- After hitting an all-time high on February 19, equity markets have quickly turned, experiencing their sharpest sell-off since December 2018 and entering correction territory as the steady stream of news surrounding the spread of the COVID-19 virus has intensified global growth concerns.
- Amid the equities sell-off, the Barclays Agg has continued to benefit from the 10-year Treasury yield’s decline – it reached an all-time low this week – with prices moving steadily higher in February and most of the past year.

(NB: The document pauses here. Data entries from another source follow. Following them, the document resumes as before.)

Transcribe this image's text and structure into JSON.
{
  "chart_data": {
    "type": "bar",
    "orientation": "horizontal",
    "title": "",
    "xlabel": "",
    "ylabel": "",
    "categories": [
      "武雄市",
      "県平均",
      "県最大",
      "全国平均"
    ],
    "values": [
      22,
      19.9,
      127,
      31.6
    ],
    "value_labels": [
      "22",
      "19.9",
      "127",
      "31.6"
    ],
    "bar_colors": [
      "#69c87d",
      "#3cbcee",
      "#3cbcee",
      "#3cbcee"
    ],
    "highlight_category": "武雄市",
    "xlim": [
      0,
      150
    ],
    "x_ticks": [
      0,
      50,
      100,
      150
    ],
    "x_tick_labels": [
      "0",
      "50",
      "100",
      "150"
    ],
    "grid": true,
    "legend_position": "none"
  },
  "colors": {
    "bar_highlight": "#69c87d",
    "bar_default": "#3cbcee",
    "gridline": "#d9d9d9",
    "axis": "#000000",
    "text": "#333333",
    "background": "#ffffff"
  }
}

- Despite the stock and bond markets’ recent diverging paths, a traditional 60/40 portfolio – with a 60% allocation to equities (growth) and 40% to traditional bonds (income) – has provided little shelter for investors this month. In fact, $100,000 invested in the S&P 500 in February 2019 would produce very similar returns to that of a 60/40 portfolio.1
- In other words, the meaningful price appreciation that traditional bonds experienced over the past year has not been enough to offset the equity markets’ significant losses.
- Today’s historically low interest rate environment makes it difficult for investors to find competitive levels of income from their fixed income allocation. Looking forward, further interest rate declines would indicate an even deeper flight to quality and could likely coincide with additional equity market volatility and losses. Against this backdrop, investors may benefit by turning to alternative investments to meet both their income and portfolio diversification needs.
1 Bloomberg Finance, L.P., as of February 27, 2020.